Strategies for Managing Risk
In the absence of clear guidance, each of the five Project HealthDesign research teams developed their own strategies for managing what ODLs would be sent to the clinical care team and how they would be handled once they became part of the clinical care "ecosystem." In short, each team set reasonable and clear expectations on the part of both the clinical care team and the patients that addressed the "who, what, when, where and how" for the electronic information sharing involved in the study:
Who: Who on the team will receive information from the patient? To what extent will the information be shared with others? With whom will the information be shared if the information indicates a medical emergency?
What: What specific information will the patient share with the clinical care team?
When: When (how often and at what times) will a physician or other clinician receive and review the information?
Where: Where exactly will the information be collected (eg, will the information remain on the patient-controlled mobile device until it is accessed by the care team)? Under which circumstances, if any, will the information flow into the physician's electronic health record?
How: How will the information be formatted so that the care team can act on it? How will patients be educated about their rights and responsibilities?
Under each research project, it was clear what type of ODLs patients would be communicating and how, where the ODLs would be stored and displayed, and who would review the ODLs, under what circumstances and how often. Consequently, the "data flows" were not uncontrolled but instead were tightly managed. Below are examples of how two of the research projects managed their patient-generated data flows.
BreatheEasy
The BreatheEasy research team worked with asthma patients to capture ODLs and share them with their primary care physicians (and their clinical care teams) in order to make lifestyle and treatment adjustments to better manage their asthma symptoms. One of the principal investigators on this team is a family physician, so workflows typical of a busy family practice were part of the study design. Patients used smartphones to collect ODLs including peak flow rates, controller medication adherence, rescue medication use and reason for use, asthma symptoms and triggers, mood, physical activity, and smoking habits.
In this project, the ODL data from the patients' smartphones first passed through a nurse triage system, where nurses, who were guided by clinic-directed protocols, determined if patterns were normal, or if further follow-up with the patient or additional review by a physician was needed. The nurses reviewed the ODL data at least once a week using a "Clinician Dashboard," which graphically depicted patient ODL trends over time in a customizable web-based interface. Physicians then reviewed the ODL data with the patients using the "Clinician Dashboard" when alerted by the nurse or during patient encounters. For one patient, the Clinician Dashboard enabled the patient's care team to recognize the patient was using her maintenance medication to address acute episodes, and the rescue medication for maintenance. This review allowed the care team to correct this problem with the patient by using the Dashboard as a visual aid.
The BreatheEasy researchers reported that professional liability concerns were low among the project's participating physicians.

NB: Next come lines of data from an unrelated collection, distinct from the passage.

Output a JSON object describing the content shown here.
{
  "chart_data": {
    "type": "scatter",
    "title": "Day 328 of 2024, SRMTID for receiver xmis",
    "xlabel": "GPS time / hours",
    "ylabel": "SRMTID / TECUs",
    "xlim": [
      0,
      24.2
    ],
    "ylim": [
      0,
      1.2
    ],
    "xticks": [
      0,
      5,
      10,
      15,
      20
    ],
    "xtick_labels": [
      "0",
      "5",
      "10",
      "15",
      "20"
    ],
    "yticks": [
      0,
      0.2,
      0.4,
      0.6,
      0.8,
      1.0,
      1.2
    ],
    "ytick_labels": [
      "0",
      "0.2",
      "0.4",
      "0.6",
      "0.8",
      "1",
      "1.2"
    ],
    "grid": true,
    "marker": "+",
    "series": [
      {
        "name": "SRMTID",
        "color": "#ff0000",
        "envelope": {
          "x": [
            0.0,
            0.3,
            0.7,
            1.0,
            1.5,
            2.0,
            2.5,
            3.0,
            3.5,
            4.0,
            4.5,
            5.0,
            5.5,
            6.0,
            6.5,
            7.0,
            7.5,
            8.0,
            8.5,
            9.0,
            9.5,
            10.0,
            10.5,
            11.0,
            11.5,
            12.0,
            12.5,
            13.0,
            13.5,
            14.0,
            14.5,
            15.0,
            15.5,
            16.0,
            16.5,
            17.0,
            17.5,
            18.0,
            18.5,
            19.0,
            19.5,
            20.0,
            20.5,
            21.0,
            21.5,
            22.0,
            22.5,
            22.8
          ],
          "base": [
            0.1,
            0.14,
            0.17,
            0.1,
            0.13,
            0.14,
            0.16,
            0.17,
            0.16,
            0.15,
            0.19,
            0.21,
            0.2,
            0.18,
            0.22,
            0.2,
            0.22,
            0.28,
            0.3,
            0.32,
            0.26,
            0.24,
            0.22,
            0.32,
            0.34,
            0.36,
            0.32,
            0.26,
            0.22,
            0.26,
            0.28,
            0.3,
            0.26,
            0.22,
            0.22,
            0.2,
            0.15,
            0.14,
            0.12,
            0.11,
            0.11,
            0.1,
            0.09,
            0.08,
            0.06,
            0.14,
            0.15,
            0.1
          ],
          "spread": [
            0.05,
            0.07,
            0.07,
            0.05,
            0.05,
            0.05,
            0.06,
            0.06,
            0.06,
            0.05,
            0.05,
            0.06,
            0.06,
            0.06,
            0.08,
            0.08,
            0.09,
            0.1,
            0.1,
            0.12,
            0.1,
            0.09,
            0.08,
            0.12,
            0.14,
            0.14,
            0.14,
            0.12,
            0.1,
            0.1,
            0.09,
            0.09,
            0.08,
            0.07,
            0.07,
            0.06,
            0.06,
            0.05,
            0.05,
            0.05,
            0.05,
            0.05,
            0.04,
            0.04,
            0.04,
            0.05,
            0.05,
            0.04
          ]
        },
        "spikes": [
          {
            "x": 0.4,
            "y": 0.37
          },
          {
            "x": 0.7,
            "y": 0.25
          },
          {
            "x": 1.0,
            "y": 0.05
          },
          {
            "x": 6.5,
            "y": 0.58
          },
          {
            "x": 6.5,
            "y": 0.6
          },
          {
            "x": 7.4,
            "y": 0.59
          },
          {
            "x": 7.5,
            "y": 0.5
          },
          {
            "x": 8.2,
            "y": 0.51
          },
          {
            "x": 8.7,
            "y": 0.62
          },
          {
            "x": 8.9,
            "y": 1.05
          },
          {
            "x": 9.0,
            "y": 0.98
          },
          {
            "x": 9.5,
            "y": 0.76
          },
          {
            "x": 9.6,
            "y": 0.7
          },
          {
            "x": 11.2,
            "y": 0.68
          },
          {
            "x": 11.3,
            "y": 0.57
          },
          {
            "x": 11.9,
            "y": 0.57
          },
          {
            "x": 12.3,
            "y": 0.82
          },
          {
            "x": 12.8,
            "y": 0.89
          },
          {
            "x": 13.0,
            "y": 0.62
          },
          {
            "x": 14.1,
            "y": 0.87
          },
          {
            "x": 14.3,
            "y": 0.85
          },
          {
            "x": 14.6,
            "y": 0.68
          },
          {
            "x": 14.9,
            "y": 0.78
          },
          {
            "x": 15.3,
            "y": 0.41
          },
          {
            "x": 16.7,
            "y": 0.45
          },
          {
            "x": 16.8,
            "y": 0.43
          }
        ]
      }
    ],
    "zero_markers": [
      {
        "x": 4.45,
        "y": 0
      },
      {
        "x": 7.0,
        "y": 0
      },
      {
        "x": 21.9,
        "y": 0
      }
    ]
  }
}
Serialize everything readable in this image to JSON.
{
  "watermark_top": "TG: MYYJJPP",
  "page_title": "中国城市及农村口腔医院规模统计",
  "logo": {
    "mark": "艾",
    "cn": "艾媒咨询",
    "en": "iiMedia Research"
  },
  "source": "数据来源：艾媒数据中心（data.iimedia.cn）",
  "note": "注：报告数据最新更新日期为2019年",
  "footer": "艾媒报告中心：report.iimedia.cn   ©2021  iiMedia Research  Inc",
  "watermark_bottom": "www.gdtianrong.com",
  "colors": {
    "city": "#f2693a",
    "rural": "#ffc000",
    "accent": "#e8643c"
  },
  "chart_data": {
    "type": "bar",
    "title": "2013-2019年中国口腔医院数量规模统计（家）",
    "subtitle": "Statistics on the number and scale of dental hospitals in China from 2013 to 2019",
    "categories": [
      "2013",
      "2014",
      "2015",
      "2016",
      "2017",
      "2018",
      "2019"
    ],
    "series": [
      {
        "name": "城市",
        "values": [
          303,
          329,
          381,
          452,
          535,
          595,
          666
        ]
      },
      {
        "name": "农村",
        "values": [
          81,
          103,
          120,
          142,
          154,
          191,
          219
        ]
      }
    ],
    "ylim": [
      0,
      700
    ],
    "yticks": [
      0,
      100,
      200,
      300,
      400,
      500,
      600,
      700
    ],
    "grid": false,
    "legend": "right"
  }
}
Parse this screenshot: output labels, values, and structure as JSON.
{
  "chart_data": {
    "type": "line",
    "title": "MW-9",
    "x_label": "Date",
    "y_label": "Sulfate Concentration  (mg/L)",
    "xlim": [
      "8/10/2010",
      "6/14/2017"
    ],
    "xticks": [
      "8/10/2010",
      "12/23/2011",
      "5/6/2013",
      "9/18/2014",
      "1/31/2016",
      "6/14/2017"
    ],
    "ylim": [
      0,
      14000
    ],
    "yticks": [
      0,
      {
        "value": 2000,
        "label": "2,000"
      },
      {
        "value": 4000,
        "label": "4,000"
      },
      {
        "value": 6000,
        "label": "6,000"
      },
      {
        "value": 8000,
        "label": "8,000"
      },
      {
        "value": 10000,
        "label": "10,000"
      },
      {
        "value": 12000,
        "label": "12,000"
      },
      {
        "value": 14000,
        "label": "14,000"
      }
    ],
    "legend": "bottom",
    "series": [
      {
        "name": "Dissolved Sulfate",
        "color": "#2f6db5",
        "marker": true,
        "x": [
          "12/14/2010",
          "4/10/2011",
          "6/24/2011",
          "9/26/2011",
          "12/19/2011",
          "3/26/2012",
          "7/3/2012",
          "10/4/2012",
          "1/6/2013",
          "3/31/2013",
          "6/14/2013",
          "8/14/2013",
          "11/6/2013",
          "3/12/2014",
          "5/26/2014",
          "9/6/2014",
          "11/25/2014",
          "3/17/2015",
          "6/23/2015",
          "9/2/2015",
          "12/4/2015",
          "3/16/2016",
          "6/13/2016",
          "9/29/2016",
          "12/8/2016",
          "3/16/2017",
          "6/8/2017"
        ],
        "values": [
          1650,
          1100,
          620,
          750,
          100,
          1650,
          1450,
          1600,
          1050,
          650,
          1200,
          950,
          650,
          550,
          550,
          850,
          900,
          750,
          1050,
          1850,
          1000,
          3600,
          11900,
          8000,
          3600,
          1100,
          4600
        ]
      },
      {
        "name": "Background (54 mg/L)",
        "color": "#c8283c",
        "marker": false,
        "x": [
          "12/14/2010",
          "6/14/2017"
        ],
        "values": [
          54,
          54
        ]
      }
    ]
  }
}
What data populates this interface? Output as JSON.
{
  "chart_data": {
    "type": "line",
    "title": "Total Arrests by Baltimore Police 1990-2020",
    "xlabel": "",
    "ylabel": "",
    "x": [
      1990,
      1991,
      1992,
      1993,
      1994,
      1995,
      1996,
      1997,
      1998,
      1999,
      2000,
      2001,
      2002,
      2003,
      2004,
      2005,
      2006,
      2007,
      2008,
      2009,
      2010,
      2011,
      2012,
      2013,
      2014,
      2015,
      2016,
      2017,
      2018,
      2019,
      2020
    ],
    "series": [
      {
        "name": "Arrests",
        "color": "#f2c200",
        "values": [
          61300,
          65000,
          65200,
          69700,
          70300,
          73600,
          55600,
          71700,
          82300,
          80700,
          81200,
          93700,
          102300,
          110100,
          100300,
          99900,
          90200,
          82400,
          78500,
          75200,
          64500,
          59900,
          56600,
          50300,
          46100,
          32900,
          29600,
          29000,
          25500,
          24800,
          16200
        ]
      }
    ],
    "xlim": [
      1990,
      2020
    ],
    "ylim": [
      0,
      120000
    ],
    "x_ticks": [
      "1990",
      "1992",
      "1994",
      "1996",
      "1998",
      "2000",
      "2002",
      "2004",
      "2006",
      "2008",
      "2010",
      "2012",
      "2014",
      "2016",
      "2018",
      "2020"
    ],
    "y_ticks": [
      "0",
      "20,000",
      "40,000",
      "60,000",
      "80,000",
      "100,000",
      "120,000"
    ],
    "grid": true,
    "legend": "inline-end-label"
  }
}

They attributed this to the study's design, in which they purposefully made the data flows track traditional workflows in a primary care practice (ie, a nurse reviews a patient's ODL Dashboard and reports significant issues to the physician, just as if the nurse had a discussion with the patient over the phone).
Chronology.MD
The Chronology.MD team helped patients with Crohn's Disease create visual narratives of their conditions using ODL data, including measures of abdominal pain, energy level and medications, which they could share with their physicians to help determine the appropriate course of treatment. The team employed the use of an "ODL Prescription" to guide the types of ODLs that each patient shared with his or her physician under the project. The ODL Prescription was developed jointly by the participating patients, their physicians, and the entire clinical care team to ensure the most efficient and effective use of physicians' time.
Physicians only reviewed the ODLs identified in the ODL Prescription when patients came in for an office visit. Physicians or other clinical staff did not review the ODLs at any other time (patients used this data in between visits to help make adjustments to every day behaviors that can impact Crohn's Disease symptom management). Thus, the value for physicians of ODL collection under the Chronology.MD project was in the transformation of the raw ODL data into charts and graphs that presented visual "narratives" for the physicians and patients to jointly use in making treatment decisions.